Internet Archive logoThe Internet Archive (IA) is a 501(c)(3) non-profit organization whose mission is to build a public Internet digital library.

News

Release 0.10.0 - 01/17/2007

Bug fixes and improvements in the quality of search results but the main benefit of NutchWAX 0.10.0 is a move to hadoop 0.9.2 from 0.5.0. The upgraded hadoop platform makes indexing much more robust and noticeably faster. See release notes for details and notes on significant changes.

Release 0.8.0 - 12/12/2006

NutchWAX 0.8.0 is built against Nutch 0.8.1, released 09/24/2006. A version of this software was recently used to make an index of greater than 400 million documents. See release notes for detail on new features and fixes.

Release 0.6.0 - 05/01/2006

With this release, NutchWAX moves on to a mapreduce Nutch base (Nutch 0.8-dev+). Be aware that 0.6.0 bears little resemblance to previous releases both in how it goes bout its work and how its run by the user. Be prepared to leave aside all old NutchWAX assumptions. See Getting Started for an introduction. Also see release notes.

Release 0.4.3 - 03/20/2006

Bug fix release. See release notes for detail. This time, for sure, its the last release before move to mapreduce nutch platform.

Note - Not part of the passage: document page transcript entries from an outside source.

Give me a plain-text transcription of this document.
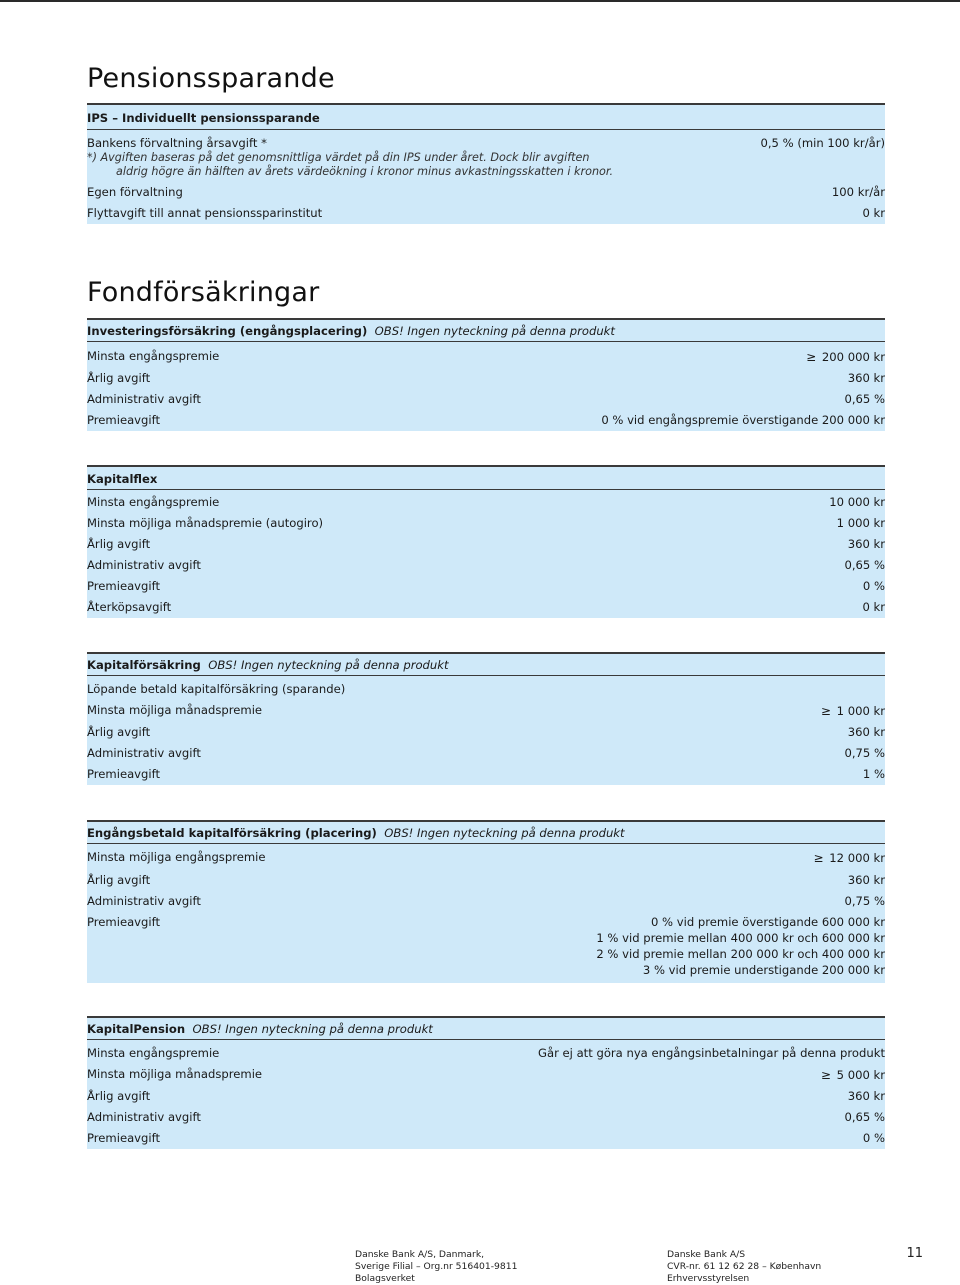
Pensionssparande
IPS – Individuellt pensionssparande
Bankens förvaltning årsavgift *	0,5 % (min 100 kr/år)
*) Avgiften baseras på det genomsnittliga värdet på din IPS under året. Dock blir avgiften
aldrig högre än hälften av årets värdeökning i kronor minus avkastningsskatten i kronor.
Egen förvaltning	100 kr/år
Flyttavgift till annat pensionssparinstitut	0 kr
Fondförsäkringar
Investeringsförsäkring (engångsplacering) OBS! Ingen nyteckning på denna produkt
Minsta engångspremie	≥ 200 000 kr
Årlig avgift	360 kr
Administrativ avgift	0,65 %
Premieavgift	0 % vid engångspremie överstigande 200 000 kr
Kapitalflex
Minsta engångspremie	10 000 kr
Minsta möjliga månadspremie (autogiro)	1 000 kr
Årlig avgift	360 kr
Administrativ avgift	0,65 %
Premieavgift	0 %
Återköpsavgift	0 kr
Kapitalförsäkring OBS! Ingen nyteckning på denna produkt
Löpande betald kapitalförsäkring (sparande)
Minsta möjliga månadspremie	≥ 1 000 kr
Årlig avgift	360 kr
Administrativ avgift	0,75 %
Premieavgift	1 %
Engångsbetald kapitalförsäkring (placering) OBS! Ingen nyteckning på denna produkt
Minsta möjliga engångspremie	≥ 12 000 kr
Årlig avgift	360 kr
Administrativ avgift	0,75 %
Premieavgift	0 % vid premie överstigande 600 000 kr
1 % vid premie mellan 400 000 kr och 600 000 kr
2 % vid premie mellan 200 000 kr och 400 000 kr
3 % vid premie understigande 200 000 kr
KapitalPension OBS! Ingen nyteckning på denna produkt
Minsta engångspremie	Går ej att göra nya engångsinbetalningar på denna produkt
Minsta möjliga månadspremie	≥ 5 000 kr
Årlig avgift	360 kr
Administrativ avgift	0,65 %
Premieavgift	0 %
Danske Bank A/S, Danmark,
Sverige Filial – Org.nr 516401-9811
Bolagsverket
Danske Bank A/S
CVR-nr. 61 12 62 28 – København
Erhvervsstyrelsen
11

Release 0.4.2 - 11/28/2005

Minor fixes. Built for 1.4.x Java and added Google-like paging. Last release against Nutch-0.7 and move to mapreduce.

Release 0.4.1 - 11/03/2005

Bug fix for double encoding issue in NutchWAX 0.4.0.

Release 0.4.0 - 10/21/2005

NutchWAX 0.4.0 is built against Nutch-0.7. Lots of Bug Fixes (See Release Notes). This release has been coordinated with a new release of WERA, a web archive collection viewer application.

Initial alpha release 0.2.1 07/27/2005

Announcing the initial coordinated alpha release of NutchWAX and WERA. WERA is an archive viewer application that gives an Internet Archive Wayback Machine-like access to web archive collections.